Welfare is value minus cost, for every unit sold/bought.
In a world where one unit of X good is sold, it would go to the highest bidder. The second unit would go to the second highest bidder and would cost more to produce (marginally) than the last unit.
If you carry this logic forward, at some point the next unit's marginal benefit (to the consumer) will be equal to the marginal cost (to the producer)**. The last consumer flipped a coin when purchasing since she got the same profit from purchasing and not purchasing.
Similarly, the producer also was indifferent between producing and not producing the last unit.

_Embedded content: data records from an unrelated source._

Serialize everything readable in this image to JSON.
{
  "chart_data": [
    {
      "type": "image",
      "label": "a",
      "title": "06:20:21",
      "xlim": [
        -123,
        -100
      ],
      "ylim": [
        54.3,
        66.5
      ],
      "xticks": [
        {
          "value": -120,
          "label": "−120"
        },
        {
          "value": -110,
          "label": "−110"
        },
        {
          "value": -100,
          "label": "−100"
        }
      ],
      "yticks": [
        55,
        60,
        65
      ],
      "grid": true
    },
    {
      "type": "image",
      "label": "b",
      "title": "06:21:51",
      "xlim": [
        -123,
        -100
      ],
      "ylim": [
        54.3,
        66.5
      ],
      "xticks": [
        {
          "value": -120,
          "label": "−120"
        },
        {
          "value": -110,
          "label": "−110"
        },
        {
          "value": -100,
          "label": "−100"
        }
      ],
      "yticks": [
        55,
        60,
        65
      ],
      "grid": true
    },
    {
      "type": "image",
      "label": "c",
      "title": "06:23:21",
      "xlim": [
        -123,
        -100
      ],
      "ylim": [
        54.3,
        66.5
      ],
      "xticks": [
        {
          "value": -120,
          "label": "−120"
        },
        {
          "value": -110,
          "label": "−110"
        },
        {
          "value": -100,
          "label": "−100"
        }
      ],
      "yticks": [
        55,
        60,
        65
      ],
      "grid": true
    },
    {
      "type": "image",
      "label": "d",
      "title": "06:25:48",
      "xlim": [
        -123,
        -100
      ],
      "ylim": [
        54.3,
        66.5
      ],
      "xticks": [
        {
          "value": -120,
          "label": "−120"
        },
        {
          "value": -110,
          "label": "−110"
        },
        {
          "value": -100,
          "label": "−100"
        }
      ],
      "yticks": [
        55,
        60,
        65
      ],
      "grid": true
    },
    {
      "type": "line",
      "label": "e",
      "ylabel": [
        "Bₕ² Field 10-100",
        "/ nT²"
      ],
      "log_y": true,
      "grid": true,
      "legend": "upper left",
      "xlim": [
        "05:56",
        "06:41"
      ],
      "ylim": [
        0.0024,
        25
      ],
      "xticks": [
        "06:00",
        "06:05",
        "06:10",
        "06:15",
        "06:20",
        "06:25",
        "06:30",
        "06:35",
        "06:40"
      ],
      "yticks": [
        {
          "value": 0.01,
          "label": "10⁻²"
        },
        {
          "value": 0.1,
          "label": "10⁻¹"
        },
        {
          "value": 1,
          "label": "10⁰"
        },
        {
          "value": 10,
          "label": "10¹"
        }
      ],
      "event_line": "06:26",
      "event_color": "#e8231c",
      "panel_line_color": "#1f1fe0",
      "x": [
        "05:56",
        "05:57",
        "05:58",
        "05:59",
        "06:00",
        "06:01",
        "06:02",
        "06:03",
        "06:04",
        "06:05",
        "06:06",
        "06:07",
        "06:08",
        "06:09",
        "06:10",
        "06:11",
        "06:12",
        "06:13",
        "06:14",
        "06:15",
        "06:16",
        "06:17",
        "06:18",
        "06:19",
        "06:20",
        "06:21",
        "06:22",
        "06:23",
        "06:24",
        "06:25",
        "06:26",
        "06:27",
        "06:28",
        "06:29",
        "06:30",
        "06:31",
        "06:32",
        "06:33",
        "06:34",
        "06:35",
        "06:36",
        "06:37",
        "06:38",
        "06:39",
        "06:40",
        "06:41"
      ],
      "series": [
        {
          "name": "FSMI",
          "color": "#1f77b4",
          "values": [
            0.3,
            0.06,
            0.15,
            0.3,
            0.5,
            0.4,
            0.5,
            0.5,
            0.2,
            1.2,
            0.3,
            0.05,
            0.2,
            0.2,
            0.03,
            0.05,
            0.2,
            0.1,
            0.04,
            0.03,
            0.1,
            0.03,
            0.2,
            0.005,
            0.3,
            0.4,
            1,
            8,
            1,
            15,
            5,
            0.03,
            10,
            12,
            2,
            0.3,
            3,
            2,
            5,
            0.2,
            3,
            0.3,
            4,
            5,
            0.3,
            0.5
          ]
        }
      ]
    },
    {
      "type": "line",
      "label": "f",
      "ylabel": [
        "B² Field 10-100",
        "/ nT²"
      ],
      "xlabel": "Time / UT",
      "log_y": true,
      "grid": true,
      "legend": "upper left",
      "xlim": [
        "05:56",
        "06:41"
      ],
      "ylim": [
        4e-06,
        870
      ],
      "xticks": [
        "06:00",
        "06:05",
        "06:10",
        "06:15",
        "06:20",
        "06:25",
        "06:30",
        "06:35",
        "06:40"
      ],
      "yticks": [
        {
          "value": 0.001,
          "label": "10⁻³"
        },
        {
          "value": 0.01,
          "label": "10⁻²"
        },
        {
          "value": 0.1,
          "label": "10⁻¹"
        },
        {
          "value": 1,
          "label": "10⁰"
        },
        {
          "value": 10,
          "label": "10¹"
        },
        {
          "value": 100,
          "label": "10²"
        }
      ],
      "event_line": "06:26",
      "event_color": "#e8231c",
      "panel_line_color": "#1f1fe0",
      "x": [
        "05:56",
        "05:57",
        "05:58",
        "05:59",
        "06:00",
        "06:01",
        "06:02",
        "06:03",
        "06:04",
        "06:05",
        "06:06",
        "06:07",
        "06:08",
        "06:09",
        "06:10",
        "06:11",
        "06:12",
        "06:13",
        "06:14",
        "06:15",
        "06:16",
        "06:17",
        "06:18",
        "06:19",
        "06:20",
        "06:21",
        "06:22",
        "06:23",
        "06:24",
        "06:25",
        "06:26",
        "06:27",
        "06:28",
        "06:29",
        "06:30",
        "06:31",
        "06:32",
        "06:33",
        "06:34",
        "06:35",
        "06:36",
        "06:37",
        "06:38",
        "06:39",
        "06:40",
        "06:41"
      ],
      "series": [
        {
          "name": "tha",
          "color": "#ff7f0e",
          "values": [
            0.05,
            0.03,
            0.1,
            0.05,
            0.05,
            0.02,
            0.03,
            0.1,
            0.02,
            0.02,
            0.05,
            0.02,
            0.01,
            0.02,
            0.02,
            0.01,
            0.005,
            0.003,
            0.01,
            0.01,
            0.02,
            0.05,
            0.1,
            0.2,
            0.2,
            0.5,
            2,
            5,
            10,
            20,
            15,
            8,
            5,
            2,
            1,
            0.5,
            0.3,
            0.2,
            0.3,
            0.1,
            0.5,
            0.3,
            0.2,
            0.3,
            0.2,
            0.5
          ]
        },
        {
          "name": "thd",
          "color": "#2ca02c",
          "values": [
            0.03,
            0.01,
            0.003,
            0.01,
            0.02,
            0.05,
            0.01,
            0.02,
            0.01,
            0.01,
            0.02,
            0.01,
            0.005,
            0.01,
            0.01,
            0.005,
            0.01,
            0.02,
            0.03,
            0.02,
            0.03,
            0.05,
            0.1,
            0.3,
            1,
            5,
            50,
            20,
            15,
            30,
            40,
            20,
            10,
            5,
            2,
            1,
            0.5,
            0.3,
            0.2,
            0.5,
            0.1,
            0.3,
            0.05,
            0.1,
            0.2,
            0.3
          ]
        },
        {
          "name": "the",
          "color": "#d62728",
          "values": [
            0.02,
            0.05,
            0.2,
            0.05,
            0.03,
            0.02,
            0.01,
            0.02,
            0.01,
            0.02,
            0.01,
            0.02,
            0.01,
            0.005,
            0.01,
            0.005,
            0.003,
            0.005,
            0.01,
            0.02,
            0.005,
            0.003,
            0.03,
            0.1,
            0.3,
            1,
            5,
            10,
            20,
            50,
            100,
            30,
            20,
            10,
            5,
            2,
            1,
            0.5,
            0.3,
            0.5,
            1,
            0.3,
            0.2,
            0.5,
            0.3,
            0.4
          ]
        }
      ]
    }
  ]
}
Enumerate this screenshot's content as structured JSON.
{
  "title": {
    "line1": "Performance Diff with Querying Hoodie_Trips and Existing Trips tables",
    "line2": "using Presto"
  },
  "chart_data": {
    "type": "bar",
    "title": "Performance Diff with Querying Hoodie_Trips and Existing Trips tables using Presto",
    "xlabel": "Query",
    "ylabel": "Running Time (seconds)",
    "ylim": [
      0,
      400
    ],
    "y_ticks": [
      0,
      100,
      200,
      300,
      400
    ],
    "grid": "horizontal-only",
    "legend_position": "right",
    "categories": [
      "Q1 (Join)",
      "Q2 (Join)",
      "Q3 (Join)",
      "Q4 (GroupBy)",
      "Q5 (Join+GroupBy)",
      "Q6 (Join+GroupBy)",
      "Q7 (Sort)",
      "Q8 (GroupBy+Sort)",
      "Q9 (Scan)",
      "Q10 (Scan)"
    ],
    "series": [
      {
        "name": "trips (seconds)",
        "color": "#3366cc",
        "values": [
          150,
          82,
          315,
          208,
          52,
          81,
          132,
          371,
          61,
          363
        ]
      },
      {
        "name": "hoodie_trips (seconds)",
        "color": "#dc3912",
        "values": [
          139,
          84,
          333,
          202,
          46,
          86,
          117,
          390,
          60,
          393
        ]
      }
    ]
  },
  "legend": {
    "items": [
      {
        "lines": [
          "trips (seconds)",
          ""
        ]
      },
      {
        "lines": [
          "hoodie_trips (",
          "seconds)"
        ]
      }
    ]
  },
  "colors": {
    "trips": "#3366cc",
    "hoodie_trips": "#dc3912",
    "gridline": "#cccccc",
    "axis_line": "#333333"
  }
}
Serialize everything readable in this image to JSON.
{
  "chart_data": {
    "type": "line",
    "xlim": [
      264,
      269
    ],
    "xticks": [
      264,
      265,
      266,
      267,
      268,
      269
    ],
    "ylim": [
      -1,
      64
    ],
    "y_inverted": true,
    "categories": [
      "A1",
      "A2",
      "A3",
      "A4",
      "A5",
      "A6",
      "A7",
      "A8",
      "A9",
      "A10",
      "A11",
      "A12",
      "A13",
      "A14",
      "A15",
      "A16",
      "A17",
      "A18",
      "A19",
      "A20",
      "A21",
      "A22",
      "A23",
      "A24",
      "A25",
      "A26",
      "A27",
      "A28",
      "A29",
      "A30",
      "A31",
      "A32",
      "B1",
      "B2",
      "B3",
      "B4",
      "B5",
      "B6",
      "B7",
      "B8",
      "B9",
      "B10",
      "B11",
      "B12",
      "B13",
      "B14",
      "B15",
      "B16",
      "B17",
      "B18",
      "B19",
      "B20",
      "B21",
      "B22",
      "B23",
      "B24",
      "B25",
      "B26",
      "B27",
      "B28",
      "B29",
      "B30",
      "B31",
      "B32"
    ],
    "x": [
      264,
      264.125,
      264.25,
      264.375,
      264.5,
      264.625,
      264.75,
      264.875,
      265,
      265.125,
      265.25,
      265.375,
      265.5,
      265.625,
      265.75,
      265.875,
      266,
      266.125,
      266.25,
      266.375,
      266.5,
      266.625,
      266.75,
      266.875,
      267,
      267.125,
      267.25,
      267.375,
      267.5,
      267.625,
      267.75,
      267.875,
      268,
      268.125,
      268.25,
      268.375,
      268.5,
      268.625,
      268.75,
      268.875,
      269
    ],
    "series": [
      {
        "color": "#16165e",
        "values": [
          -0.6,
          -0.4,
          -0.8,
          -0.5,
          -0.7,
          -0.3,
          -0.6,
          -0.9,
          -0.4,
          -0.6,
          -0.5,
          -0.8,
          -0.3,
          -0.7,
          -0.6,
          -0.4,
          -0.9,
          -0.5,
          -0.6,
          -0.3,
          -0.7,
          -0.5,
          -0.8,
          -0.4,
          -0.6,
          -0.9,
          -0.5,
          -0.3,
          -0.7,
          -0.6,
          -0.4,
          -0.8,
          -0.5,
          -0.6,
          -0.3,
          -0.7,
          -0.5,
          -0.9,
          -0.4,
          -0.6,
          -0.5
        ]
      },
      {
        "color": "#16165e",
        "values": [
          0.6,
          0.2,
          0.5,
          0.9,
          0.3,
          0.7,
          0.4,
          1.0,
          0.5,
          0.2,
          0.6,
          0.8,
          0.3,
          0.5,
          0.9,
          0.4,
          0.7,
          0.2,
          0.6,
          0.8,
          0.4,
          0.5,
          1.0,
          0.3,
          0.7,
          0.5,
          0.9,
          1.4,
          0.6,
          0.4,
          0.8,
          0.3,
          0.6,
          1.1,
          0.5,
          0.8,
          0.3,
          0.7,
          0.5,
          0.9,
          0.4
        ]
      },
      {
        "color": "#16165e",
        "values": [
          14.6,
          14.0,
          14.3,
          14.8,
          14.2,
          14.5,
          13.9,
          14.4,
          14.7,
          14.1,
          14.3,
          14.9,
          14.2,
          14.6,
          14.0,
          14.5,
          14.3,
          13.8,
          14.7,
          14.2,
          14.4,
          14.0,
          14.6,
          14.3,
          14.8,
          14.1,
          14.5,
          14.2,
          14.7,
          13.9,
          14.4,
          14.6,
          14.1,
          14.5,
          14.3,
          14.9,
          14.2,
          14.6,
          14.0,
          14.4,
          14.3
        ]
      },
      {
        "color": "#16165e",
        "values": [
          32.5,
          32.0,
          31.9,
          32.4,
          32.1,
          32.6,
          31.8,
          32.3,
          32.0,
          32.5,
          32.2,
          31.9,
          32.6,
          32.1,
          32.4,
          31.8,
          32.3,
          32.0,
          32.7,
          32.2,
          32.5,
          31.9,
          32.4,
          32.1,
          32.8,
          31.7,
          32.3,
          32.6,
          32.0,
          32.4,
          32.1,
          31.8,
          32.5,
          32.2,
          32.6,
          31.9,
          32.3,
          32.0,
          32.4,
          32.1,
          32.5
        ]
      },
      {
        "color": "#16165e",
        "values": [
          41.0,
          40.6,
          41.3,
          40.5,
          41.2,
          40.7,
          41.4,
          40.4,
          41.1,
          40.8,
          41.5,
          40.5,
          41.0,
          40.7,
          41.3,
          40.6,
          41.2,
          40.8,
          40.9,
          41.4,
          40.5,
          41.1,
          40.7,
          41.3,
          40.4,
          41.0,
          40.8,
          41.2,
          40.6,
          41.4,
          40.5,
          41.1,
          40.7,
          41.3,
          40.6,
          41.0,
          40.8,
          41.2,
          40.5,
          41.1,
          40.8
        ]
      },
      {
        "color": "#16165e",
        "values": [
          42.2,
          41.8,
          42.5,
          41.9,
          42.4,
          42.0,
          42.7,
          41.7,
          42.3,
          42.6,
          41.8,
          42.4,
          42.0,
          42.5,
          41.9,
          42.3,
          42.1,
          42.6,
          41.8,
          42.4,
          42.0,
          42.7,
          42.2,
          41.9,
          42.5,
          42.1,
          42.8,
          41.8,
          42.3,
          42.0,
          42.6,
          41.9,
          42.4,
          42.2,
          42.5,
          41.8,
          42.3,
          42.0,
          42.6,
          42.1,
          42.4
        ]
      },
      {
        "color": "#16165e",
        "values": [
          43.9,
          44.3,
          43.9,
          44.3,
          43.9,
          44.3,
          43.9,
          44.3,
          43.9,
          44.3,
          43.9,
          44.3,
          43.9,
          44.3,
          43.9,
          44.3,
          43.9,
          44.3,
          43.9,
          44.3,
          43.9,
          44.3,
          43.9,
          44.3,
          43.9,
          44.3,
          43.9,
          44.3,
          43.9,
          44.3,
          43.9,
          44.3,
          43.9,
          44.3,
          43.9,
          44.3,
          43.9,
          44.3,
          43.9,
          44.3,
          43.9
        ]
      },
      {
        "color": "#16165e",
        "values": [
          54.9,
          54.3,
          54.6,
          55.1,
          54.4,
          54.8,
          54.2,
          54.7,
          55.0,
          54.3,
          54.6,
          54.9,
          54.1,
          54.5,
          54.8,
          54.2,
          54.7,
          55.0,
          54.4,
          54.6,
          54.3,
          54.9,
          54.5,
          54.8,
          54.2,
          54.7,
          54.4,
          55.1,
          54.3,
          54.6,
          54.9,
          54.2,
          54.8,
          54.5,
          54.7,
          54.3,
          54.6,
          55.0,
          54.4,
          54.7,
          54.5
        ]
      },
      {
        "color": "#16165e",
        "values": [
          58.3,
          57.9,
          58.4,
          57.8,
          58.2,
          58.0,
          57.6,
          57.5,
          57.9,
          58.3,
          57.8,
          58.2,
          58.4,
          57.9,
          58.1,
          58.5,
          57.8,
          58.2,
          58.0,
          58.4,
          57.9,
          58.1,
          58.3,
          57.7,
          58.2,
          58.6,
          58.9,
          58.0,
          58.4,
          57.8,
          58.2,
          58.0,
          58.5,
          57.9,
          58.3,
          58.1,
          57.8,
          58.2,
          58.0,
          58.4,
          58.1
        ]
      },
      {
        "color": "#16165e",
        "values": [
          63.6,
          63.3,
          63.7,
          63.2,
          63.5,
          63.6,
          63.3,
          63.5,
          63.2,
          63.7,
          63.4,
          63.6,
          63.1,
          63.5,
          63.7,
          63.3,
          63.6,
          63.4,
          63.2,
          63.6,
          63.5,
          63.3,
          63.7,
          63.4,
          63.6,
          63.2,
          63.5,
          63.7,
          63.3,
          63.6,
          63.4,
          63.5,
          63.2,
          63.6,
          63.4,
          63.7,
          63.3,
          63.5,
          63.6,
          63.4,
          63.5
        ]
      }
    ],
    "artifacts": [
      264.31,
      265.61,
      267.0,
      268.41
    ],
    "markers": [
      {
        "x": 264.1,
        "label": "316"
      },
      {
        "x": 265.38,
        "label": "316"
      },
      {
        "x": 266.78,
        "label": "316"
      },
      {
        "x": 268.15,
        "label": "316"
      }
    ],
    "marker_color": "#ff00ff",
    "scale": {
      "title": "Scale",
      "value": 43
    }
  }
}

What if we supply ONE MORE unit than the equilibrium price? It would mean that the marginal cost exceeds the marginal benefit. The world and the individuals transacting are worse off after this transaction because the costs exceeded the benefit. This is known as dead weight loss.
Marginal benefit:
To consumers: benefit is how much they were willing to pay for a good/service
MINUS what they had to pay/trade-off to obtain it (price). On the margin, this
is the net benefit of the **next unit** bought.
to producers: how much a unit is sold for (price) MINUS what it cost to
produce. On the margin, this is the benefit of the **next unit** sold.
Revenue is similar to this except it does not take into account the cost of production. So if my total revenue is \$100 and selling the next unit would get me to \$105 total revenue, my marginal revenue for that unit was \$5. Regardless of how much the next unit cost to produce.